Selv wrote:
>Quick question - do you have access to OCR (optical character recognition)
>software? If not, I would certainly be willing to take the TIFF files, run
>them through the OCR I have, and send them back. They would then have to
>be heavily edited, as OCR tends to be about 90-95% accurate in general
>(I've found it to be less accurate for vowels with accents and umlauts,
>though), but at least it's a bit easier than typing in the whole book.
Please take a look at where the Runeberg archives are.
You will see that they are looking for proofreaders to check OCR ascii files
against graphic images. I downloaded a few of them and proofread a couple
of pages of the socalled "raw" OCR output (ascii). To my surprise I couln't
find a single error! (it was Rydberg's Fädarnas Gudasaga that I looked at)
The reason why I did not continue, is because it was a hell of a lot of
work, just to download all the files (2 files for each page) and organize
them on my disk. You need a script language for such big jobes (500 pages +)
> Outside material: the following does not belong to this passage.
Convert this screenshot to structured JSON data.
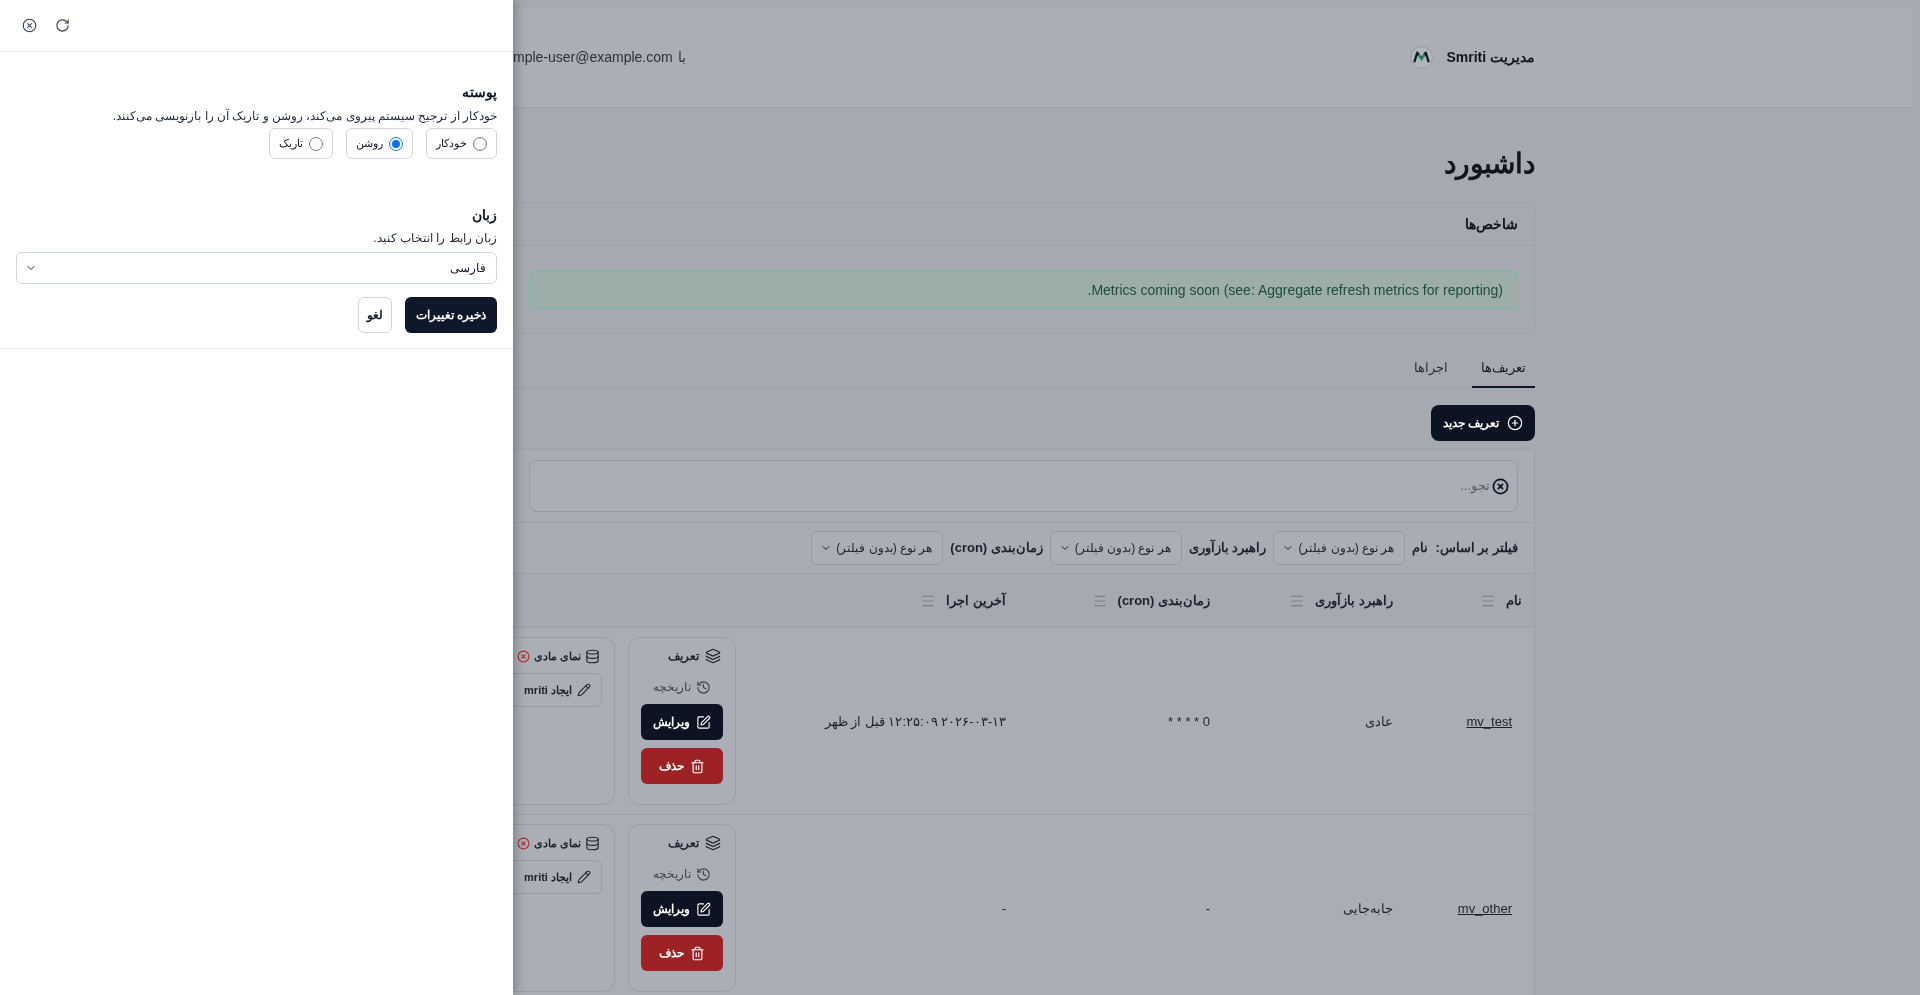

Then you can leave the computer on, and let it do the job while you
eat, sleep, go to the cinema or whatever. You guys who volunteer to publish
a dictionary on the web are courageous indeed! There was one particular
server in Norway that had typed up quite a large collection of sagas
and edda poems. But when I tried to "rectify" some of them for private
use, I had to give up, because there were so many typos that after I
was through with a page, the whole page was full of red ink. I wondered
then, if it wouldn't be easier just to type everything up from scratch!
Best regards